Desde fuera nos dicen que seguimos siendo las mismas, las de “patria o muerte”... las populares, las radicales, las pleitistas; en fin, un sinnúmero de cosas.

Otras nos dicen que no somos las mismas, que hemos cambiado para bien o para mal. Decimos que no somos las mismas, es cierto, pero la drasticidad y la definición son algo que nos mantiene.

Pasamos de la radicalidad cerrada a la radicalidad de reconocimiento de la diversidad. Sin embargo, cada vez más deseamos ser un espacio con una definición política clara: antimilitarista, antiimperialista, antirracista y feminista.

Éste es el punto de llegada; el camino está siendo trazado.

Hemos recorrido senderos que nos han llevado a reconocernos como personas integrales; no somos seres acabados, perfectas ni súper mujeres.

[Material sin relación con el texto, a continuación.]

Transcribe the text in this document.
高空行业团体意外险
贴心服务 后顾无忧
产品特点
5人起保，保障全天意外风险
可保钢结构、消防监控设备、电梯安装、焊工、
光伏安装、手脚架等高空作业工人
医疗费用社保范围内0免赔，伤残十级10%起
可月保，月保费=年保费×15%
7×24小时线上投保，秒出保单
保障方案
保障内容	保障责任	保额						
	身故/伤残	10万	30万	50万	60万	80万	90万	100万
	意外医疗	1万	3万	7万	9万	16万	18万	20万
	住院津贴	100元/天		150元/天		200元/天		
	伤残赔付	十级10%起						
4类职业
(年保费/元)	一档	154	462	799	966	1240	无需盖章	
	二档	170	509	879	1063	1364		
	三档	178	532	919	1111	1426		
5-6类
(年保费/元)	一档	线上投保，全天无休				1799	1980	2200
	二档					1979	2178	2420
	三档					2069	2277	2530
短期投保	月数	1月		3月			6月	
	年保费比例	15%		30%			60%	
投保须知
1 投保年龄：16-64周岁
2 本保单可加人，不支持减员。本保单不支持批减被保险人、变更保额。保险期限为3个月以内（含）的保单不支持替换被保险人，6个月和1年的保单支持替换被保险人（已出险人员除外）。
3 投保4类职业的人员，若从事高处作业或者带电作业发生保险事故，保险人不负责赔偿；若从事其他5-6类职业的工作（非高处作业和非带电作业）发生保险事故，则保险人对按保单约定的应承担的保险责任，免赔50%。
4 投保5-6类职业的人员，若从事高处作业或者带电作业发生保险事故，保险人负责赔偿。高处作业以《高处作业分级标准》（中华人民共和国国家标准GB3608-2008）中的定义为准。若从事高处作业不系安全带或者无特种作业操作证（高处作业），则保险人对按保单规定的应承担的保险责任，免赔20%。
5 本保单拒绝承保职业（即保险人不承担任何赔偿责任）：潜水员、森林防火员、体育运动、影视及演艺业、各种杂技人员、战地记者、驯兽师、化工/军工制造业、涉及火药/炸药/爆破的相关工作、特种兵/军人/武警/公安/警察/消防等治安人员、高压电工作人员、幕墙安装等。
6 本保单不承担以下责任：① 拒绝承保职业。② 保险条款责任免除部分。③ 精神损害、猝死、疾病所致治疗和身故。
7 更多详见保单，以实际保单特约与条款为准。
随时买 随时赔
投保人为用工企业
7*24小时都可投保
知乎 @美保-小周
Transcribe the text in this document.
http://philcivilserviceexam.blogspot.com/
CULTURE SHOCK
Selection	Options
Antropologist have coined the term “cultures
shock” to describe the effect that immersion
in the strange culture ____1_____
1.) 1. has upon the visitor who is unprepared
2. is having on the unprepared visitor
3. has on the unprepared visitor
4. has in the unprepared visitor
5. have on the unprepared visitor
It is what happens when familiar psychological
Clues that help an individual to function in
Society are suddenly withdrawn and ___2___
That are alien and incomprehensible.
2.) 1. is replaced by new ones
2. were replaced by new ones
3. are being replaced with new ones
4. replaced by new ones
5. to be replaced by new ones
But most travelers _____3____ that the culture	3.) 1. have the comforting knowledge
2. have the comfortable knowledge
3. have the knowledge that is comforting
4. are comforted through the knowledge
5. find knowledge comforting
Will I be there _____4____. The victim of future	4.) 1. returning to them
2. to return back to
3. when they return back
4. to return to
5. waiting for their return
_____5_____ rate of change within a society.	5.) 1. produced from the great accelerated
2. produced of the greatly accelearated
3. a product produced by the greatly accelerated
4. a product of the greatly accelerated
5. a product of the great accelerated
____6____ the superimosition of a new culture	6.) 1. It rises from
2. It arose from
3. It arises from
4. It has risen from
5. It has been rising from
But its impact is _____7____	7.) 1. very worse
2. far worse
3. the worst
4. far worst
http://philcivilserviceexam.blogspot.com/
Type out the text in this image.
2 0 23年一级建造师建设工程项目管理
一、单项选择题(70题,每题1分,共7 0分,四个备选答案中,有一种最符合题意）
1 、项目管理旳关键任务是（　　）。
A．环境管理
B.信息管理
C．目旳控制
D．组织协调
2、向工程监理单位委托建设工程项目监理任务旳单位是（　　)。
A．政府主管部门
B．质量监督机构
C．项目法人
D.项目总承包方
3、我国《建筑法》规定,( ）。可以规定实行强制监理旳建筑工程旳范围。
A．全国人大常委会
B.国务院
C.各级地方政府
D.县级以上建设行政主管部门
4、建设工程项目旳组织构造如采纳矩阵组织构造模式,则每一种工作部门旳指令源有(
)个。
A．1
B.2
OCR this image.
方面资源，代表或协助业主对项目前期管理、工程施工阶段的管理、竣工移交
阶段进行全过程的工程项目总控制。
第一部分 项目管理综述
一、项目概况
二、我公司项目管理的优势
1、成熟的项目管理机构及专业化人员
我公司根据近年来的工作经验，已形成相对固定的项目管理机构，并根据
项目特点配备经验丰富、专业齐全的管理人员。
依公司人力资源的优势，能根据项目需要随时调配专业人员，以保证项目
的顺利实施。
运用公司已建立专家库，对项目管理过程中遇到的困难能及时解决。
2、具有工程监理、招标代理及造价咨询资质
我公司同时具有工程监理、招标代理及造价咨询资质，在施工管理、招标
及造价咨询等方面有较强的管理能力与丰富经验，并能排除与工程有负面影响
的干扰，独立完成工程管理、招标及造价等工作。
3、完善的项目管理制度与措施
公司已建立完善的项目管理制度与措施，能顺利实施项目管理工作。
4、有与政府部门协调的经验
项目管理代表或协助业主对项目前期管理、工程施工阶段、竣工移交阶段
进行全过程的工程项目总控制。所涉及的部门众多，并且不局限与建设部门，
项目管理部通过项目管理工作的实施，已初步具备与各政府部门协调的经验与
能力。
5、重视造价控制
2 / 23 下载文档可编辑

No tenemos la verdad absoluta. Consideramos que tenemos derecho a opinar y fundamentar nuestras posiciones. Nos reconocemos como seres con muchas necesidades y nos encontramos cotidianamente haciendo malabarismos entre ser buenas amigas, políticas con ética, buenas madres, esposas, amantes...

Necesitamos afecto; también necesitamos aliadas: aquéllas que no se definen sólo por el apapacho o el cariñito cuando andamos de bajón. Las aliadas se distinguen porque nos aportan ideas, nos proporcionan herramientas, nos confrontan con ideas y enriquecen con planteamientos y fundamentos.

Las mujeres vivimos en sociedad y no podemos extraernos de ella. Nuestros procesos se vuelven largos y tenemos que regresar a cada rato para no partirnos, para no dejar de ser madre si soy mujer; no dejar de ser mujer si soy trabajadora; no dejar de ser maya o garífuna si soy mujer; no dejar de ser amante si soy política. No queremos seguir partiendo en pedazos nuestra identidad y nuestra esencia.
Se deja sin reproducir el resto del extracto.